Ryder didn’t say anything, he only nodded. But then, Ryder was bound by strict codes of honor, and most certainly to not meddling in other people’s business, so it stood to reason that he hadn’t verbally chimed in.
“Everything’s fine,” Laz said, lying through his teeth.
“Is it? It’s just that I heard that Jordan from Sugar Cup ran off and didn’t get married, and that she was shacked up with you.”
“This town is a scourge.”
“Yeah, but generally reliable when it comes to gossip. So is that true?” West pressed.
“True enough,” he said. “She’s my friend, and she was on some hard times. I offered to help out.”
“Right. That’s how I always offer to help my friends. Little friendly bunking together,” West said.
“If I recall right,” Ryder said. “That is how you helped my sister.”
“And look how that turned out,” West said, grinning.
That wasn’t exactly true. West had become his now wife’s landlord by default. And that had forced them into a proximity where things had gotten friendly real quick.

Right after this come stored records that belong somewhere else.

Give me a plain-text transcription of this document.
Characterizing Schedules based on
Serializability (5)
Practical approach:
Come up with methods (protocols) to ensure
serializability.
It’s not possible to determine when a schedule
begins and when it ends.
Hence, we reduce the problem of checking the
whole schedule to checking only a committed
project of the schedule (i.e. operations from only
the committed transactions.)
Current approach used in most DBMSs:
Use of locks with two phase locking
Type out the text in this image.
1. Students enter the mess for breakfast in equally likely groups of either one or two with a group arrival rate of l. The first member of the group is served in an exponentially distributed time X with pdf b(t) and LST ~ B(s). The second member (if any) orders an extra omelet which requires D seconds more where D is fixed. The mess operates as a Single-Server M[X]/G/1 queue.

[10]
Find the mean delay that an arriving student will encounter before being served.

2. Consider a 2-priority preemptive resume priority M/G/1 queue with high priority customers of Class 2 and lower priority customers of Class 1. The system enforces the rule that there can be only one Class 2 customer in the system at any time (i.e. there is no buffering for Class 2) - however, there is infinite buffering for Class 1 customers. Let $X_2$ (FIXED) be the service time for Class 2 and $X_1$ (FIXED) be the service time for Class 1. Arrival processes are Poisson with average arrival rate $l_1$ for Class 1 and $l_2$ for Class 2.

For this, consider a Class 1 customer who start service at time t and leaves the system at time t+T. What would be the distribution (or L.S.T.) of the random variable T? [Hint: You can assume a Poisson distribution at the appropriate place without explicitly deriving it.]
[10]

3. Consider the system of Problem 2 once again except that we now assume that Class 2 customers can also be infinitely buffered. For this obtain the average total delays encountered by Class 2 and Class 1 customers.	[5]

“She was staying with me, now she’s not. She’s renting a room above the bar, in fact. No gossip to be had there.”
“Is that why you’re in a bad mood? Because you’re definitely not in the mood of a kinda man who’s getting regularly laid,” Logan pointed out.
Well, he had been getting regularly laid. Actually until yesterday.
But it wasn’t about that. Of course it wasn’t. But Jordan didn’t understand. She didn’t understand that...
That what? You’re not willing to change? Is that really what it comes down to?
No. There was some clawing, burning fear that kept snarling in his chest, and he couldn’t define it any more than he could fight it.
“Should tell us what’s going on,” Logan said. “It’s only fair. After all... You helped enough people over the last few years that you deserve a little help with your own.”
“And we wouldn’t be any kind of friends if we didn’t stick our oar in.”
Laz could only stare. Because this was the last thing he’d ever expected. That all those conversations he had over the years in the bar might actually come back and benefit him. That they wouldn’t forget his happiness.
He’d seen it as a no-cost business transaction, but that wasn’t how they were treating it.
And maybe... Maybe that was it. Maybe he’d been lying to himself all this time. Maybe he wasn’t half so solitary as he believed. Maybe never had been.